I’ve made a version of this for my family for years! I use red/yellow/green peppers sliced long ways then sear slightly in a bit of hot olive oil, Add whole or halved fresh mushrooms, al dente broccoli florets, fresh garlic and sliced sweet (or red!) onions. (I occasionally will add hot Italian sausage which I cook separately but not all the time and I rarely add pasta - don’t need the carbs.) I sprinkle chunks of goat cheese towards the end of the cooking process & it’s delicious!
I've been making this simple thing the wrong way for years. Surprised, but it got great reviews from my guests Who would have guessed you could make this without onion? Added some sliced mushrooms.
My husband deemed this dish “restaurant quality”—and I agree. I followed other comments and used only 8 oz of rigatoni and added a glug of white wine in the final 2 minutes. Delicious!
This is a wonderful and easy weeknight dish! I double the veggies, add mushrooms, roast the broccoli in the oven, and add a cup of crème fraiche. I just adjust the water so it isn’t too runny. The broccoli soaks it up nicely and the whole family enjoys it.

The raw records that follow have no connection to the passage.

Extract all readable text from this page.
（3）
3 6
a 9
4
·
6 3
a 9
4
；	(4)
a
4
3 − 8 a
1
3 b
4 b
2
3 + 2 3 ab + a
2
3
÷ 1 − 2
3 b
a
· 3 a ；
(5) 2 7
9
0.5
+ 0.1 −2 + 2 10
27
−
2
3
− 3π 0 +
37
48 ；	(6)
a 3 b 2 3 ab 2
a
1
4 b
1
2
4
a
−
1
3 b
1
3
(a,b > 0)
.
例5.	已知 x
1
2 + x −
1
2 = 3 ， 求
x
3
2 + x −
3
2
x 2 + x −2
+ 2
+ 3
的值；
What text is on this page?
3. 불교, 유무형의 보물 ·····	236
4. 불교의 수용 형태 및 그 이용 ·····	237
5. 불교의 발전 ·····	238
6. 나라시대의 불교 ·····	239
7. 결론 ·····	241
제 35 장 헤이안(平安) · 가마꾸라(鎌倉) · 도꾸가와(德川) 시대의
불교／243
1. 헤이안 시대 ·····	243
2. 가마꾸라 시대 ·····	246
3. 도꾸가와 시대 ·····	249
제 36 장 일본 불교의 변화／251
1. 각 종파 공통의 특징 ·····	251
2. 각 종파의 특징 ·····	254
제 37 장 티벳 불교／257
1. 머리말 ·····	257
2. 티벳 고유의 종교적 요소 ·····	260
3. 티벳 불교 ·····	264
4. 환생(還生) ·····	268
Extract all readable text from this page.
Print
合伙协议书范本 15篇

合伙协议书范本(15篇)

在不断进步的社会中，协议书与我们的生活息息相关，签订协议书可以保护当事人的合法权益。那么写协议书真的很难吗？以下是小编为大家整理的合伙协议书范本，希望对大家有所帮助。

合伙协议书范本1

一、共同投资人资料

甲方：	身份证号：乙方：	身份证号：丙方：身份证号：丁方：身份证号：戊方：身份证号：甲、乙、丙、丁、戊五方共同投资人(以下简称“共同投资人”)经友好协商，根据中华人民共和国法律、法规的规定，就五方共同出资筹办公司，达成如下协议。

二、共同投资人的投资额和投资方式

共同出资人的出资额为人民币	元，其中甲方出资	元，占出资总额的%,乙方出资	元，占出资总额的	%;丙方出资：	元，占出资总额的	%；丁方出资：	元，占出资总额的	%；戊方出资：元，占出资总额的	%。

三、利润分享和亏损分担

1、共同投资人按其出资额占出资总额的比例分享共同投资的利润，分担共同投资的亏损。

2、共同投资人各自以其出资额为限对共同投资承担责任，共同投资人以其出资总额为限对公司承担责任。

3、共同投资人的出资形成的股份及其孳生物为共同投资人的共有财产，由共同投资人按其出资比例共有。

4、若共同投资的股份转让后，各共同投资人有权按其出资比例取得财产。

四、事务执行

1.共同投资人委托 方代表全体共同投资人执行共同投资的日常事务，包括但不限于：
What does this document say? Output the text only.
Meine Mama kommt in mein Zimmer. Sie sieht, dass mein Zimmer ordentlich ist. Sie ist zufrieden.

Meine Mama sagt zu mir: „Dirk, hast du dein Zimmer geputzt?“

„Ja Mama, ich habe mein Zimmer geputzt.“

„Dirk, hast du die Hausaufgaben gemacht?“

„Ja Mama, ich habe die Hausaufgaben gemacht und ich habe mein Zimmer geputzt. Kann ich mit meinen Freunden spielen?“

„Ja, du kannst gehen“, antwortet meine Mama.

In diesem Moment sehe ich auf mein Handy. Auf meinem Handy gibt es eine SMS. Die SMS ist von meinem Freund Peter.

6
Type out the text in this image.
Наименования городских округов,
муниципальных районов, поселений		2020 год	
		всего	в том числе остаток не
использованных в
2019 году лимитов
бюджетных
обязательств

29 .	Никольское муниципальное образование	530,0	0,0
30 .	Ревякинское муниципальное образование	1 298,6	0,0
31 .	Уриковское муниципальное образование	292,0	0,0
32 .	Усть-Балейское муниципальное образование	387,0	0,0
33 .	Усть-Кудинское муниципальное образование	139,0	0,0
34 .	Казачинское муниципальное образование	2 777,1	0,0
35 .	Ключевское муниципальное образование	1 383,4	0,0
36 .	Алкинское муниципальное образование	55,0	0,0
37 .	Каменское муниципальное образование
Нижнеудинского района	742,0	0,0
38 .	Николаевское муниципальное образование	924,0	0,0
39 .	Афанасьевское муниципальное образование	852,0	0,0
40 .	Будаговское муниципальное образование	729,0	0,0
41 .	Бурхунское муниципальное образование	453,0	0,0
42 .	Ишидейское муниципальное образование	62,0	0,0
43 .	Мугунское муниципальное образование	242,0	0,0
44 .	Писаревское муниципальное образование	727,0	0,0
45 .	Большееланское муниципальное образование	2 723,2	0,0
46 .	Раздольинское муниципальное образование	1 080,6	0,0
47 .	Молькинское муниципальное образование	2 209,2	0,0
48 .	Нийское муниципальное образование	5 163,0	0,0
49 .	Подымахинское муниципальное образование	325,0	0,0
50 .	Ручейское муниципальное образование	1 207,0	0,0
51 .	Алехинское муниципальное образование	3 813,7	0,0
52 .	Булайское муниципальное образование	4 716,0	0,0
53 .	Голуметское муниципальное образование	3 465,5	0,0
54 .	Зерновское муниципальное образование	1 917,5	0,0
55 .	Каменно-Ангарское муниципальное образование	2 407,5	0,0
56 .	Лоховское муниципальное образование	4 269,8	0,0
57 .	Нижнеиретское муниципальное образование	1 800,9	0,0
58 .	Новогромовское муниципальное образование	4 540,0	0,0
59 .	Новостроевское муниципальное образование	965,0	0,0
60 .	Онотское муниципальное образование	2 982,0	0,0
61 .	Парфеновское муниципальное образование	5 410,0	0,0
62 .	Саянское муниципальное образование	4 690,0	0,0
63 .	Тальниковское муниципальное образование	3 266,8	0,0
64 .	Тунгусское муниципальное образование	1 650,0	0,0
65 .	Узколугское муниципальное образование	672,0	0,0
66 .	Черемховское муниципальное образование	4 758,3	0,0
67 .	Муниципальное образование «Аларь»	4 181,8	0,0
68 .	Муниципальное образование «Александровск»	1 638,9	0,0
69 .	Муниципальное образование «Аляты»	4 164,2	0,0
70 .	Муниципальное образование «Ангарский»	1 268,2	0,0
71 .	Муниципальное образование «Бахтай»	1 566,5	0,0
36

I agree with the many other wise cooks here who noted that the pasta to everything-else ratio is way off. I didn’t love this. I made the possibly wrong choice of using chicken apple sausage; I was worried about the sweetness profile and I was right. Aside from that, though, this just didn’t do it for me. If I made it again, I’d do a lot of things differently: roast the broccoli first and add just at the end; use a long pasta instead of short; possibly add some diced tomatoes and/or tomato paste… but then it wouldn’t be this recipe anymore.